Lionel J Schneider

Lionel J Schneider (Yehuda ben Shmuel ha Levi) was born September 14, 1924, in Muizenburg, Cape Town to Sam and Hettie Schneider.

He was the third son in a family of 6 children, the youngest being the only daughter.

At the age of 16, he was able to join the South African army which was then a part of the British Armed Forces.

He served in the South African army during the World War 2 fighting in North Africa and Italy.

Once the Nazis were defeated and the war ended, Lionel went to Israel as the fledgling Jewish country grasped at independence. 

Like many of the other South African “boys”, Jews and non-Jews, “Leo”, as he became known in Israel, was recruited by Israeli Defence Force as a Machalnik and was given a position in the air force because of his previous experience.

He became a Captain and took great delight in reconfiguring “downed” Egyptian planes into viable Israeli Defense planes.

It was in the Israeli Air Force that he met Margot Gassner who had immigrated via Whales from Germany with her family.  They married on October 8th, 1950 and lived in central Israel where their first daughter, Rosalind (Lindy) was born in 1952.

Although they both loved living in Israel and being close to Margot’s family, in 1953, due to the harsh financial climate in Israel, Leo, Margot and Lindy went to South Africa where another daughter, Michelle, was born in 1954.

Lionel’s love for Israel remained. He was a true Zionist and canvassed the community for funds for Israel and its causes.
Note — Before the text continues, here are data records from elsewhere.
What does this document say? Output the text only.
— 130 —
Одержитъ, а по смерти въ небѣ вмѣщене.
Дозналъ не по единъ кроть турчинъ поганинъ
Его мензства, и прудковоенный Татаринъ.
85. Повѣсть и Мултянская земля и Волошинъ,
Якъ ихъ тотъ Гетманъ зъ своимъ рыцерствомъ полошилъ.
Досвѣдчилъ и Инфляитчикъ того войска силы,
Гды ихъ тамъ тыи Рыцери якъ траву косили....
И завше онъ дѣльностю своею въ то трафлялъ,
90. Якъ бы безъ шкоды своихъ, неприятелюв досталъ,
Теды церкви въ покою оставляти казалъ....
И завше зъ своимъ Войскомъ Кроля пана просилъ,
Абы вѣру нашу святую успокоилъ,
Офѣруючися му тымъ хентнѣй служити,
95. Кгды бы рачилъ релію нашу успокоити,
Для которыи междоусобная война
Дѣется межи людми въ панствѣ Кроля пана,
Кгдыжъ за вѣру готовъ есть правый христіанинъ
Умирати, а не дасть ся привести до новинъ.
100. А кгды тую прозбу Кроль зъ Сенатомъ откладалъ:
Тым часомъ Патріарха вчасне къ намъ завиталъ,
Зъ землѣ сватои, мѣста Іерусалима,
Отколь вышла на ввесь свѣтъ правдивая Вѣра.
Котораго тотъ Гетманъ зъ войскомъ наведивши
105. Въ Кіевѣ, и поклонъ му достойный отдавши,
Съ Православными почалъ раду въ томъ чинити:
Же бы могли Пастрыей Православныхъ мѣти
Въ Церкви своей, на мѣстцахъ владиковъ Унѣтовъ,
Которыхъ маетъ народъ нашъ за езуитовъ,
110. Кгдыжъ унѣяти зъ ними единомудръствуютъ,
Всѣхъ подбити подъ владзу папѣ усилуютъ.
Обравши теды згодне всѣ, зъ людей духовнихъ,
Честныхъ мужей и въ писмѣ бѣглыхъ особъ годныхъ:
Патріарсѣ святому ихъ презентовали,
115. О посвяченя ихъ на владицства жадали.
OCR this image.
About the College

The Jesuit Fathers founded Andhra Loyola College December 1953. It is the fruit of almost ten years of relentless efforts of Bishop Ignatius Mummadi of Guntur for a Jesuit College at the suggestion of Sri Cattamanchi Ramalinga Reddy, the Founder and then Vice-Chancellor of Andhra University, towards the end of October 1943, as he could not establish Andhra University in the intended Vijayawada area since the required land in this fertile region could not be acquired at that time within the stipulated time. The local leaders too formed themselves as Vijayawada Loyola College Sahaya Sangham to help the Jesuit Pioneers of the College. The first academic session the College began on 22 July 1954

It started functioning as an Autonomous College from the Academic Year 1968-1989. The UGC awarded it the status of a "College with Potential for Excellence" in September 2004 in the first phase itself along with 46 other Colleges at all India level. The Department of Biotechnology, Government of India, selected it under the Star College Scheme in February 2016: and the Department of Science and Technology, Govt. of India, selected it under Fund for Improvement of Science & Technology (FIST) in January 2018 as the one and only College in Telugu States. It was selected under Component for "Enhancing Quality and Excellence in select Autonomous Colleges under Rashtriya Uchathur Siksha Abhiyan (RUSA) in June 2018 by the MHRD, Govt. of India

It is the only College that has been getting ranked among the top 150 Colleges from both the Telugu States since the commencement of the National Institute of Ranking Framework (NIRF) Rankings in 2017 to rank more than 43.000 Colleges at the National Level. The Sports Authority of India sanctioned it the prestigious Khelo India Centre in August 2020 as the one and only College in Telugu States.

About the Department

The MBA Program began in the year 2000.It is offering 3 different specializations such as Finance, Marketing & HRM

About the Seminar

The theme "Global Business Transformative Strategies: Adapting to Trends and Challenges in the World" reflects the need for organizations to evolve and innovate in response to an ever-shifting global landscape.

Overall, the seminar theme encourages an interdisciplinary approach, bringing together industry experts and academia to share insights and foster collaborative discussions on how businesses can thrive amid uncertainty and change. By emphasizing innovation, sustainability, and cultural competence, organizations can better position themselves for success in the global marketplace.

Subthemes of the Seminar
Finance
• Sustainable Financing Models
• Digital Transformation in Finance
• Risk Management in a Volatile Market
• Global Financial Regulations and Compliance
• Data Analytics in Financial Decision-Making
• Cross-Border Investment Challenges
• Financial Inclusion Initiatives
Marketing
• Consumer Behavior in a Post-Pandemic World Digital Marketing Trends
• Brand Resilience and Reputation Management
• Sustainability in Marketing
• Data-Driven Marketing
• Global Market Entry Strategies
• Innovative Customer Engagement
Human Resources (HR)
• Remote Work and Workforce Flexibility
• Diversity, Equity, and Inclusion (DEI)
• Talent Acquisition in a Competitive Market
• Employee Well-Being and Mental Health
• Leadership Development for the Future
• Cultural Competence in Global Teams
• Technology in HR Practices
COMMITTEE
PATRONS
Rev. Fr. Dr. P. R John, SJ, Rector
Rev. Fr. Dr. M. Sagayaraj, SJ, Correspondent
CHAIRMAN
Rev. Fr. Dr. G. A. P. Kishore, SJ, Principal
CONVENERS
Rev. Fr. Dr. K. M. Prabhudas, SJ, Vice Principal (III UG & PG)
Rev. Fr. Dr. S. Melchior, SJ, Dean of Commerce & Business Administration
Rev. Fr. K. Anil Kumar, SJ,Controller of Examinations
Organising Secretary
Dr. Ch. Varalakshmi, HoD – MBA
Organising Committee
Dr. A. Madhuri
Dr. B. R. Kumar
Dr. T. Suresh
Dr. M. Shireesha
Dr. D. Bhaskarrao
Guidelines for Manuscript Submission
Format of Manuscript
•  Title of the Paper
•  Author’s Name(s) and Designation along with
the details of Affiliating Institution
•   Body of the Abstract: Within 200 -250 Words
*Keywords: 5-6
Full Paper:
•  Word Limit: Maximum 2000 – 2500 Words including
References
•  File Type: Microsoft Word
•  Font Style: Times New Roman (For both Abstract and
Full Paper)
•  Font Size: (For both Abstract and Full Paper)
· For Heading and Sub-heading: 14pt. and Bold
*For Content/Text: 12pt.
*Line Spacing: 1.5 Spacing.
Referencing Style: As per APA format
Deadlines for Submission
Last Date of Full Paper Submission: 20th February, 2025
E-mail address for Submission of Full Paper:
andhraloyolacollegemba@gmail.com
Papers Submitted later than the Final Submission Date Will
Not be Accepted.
The family returned on several occasions to see Margot’s family although it was not financially or physically easy.

Lionel and Margot moved to Calgary, Canada in 1977 where they soon became a part of the warm Calgary Jewish community.

Lionel’s great passions were his family, especially Margot, golf, lawn bowls and creating beautiful things with wood for his Shul in Calgary, family, and friends.

He was honoured as an IDF veteran on several occasions.

As he aged, he developed Parkinson’s Disease and dementia. Even as he struggled, he tried to be cheerful.

We will always remember his quiet and deep love for us, his fierce support for those in need, his love for his people, the Jews, and his beautiful and warm smile.

May the neshama of Yehuda ben Shmuel ha Levi continue to have an Aliyah and be a blessing to his family and to all Israel.